Dr. Maloney closed by suggesting multilateral efforts instead of the IRPSA bill and cautioned against notions of military action in Iran:

"Where we go next is not more unilateral measures that have limited or counterproductive impact within Iran. Where we go next is to the U.N. Security Council, test how successful we've been in changing the dynamic with the Russians, test how serious the Chinese are as they've suggested, at least in some rhetoric, about applying new pressure to Iran, and test the Europeans…."

"If you thought Iraq was a complicated war, try Iran-that the military option is not just an issue of using strategic bombing of suspected targets, which would clearly backfire and clearly galvanize the population around the regime, however much they hate it, but would, because of the nature of conflict…look like an open-ended war with Iran."

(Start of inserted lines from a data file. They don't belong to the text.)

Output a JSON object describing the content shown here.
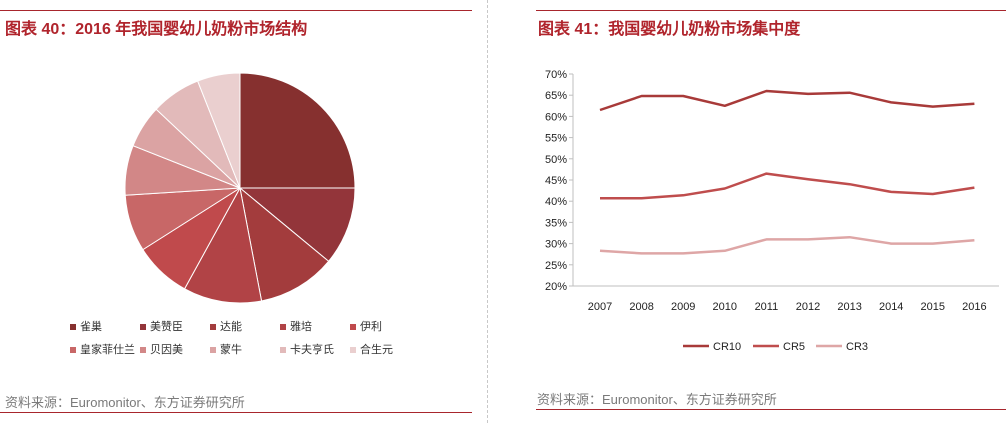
{
  "left": {
    "title": "图表 40：2016 年我国婴幼儿奶粉市场结构",
    "source": "资料来源：Euromonitor、东方证券研究所",
    "chart_data": {
      "type": "pie",
      "title": "2016 年我国婴幼儿奶粉市场结构",
      "unit": "%",
      "slices": [
        {
          "label": "雀巢",
          "value": 25,
          "color": "#86302f"
        },
        {
          "label": "美赞臣",
          "value": 11,
          "color": "#93353a"
        },
        {
          "label": "达能",
          "value": 11,
          "color": "#a33c3d"
        },
        {
          "label": "雅培",
          "value": 11,
          "color": "#b14346"
        },
        {
          "label": "伊利",
          "value": 8,
          "color": "#c04a4c"
        },
        {
          "label": "皇家菲仕兰",
          "value": 8,
          "color": "#c86767"
        },
        {
          "label": "贝因美",
          "value": 7,
          "color": "#d28787"
        },
        {
          "label": "蒙牛",
          "value": 6,
          "color": "#dba3a3"
        },
        {
          "label": "卡夫亨氏",
          "value": 7,
          "color": "#e2baba"
        },
        {
          "label": "合生元",
          "value": 6,
          "color": "#eacfcf"
        }
      ]
    }
  },
  "right": {
    "title": "图表 41：我国婴幼儿奶粉市场集中度",
    "source": "资料来源：Euromonitor、东方证券研究所",
    "chart_data": {
      "type": "line",
      "title": "我国婴幼儿奶粉市场集中度",
      "x": [
        "2007",
        "2008",
        "2009",
        "2010",
        "2011",
        "2012",
        "2013",
        "2014",
        "2015",
        "2016"
      ],
      "ylim": [
        20,
        70
      ],
      "yticks": [
        "20%",
        "25%",
        "30%",
        "35%",
        "40%",
        "45%",
        "50%",
        "55%",
        "60%",
        "65%",
        "70%"
      ],
      "series": [
        {
          "name": "CR10",
          "color": "#a83a39",
          "values": [
            61.5,
            64.8,
            64.8,
            62.5,
            66,
            65.3,
            65.6,
            63.3,
            62.3,
            63
          ]
        },
        {
          "name": "CR5",
          "color": "#bf4d4d",
          "values": [
            40.7,
            40.7,
            41.4,
            43,
            46.5,
            45.2,
            44,
            42.2,
            41.7,
            43.2
          ]
        },
        {
          "name": "CR3",
          "color": "#dea6a6",
          "values": [
            28.3,
            27.7,
            27.7,
            28.3,
            31,
            31,
            31.5,
            30,
            30,
            30.8
          ]
        }
      ]
    }
  }
}
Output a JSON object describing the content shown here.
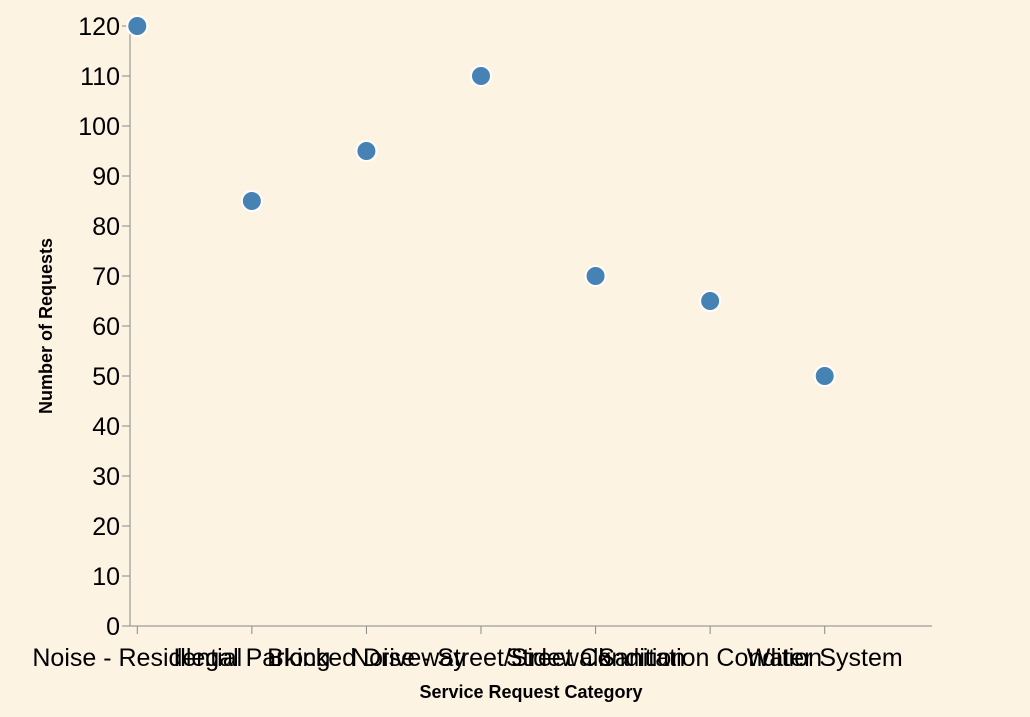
{
  "chart_data": {
    "type": "scatter",
    "title": "",
    "xlabel": "Service Request Category",
    "ylabel": "Number of Requests",
    "categories": [
      "Noise - Residential",
      "Illegal Parking",
      "Blocked Driveway",
      "Noise - Street/Sidewalk",
      "Street Condition",
      "Sanitation Condition",
      "Water System"
    ],
    "values": [
      120,
      85,
      95,
      110,
      70,
      65,
      50
    ],
    "ylim": [
      0,
      120
    ],
    "yticks": [
      0,
      10,
      20,
      30,
      40,
      50,
      60,
      70,
      80,
      90,
      100,
      110,
      120
    ],
    "grid": false,
    "point_color": "#4682b4",
    "background": "#fdf3e3"
  }
}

Mr. Dobbins ended by summarizing the flaws of unilateralism in the IRPSA bill which the House passed later in the day:

"I think that the element of the bill that you face, as I understand it, that would disrupt international solidarity and make agreement more difficult are-is the extra territorial elements-the effort to use U.S. law to impose sanctions on foreign companies for doing something that's perfectly legal in their own country and perfectly legal internationally. And to the extent-we've done that in the past and we've ended up backing away from it because of the virulently negative reaction of our closest allies to being manipulated in that fashion."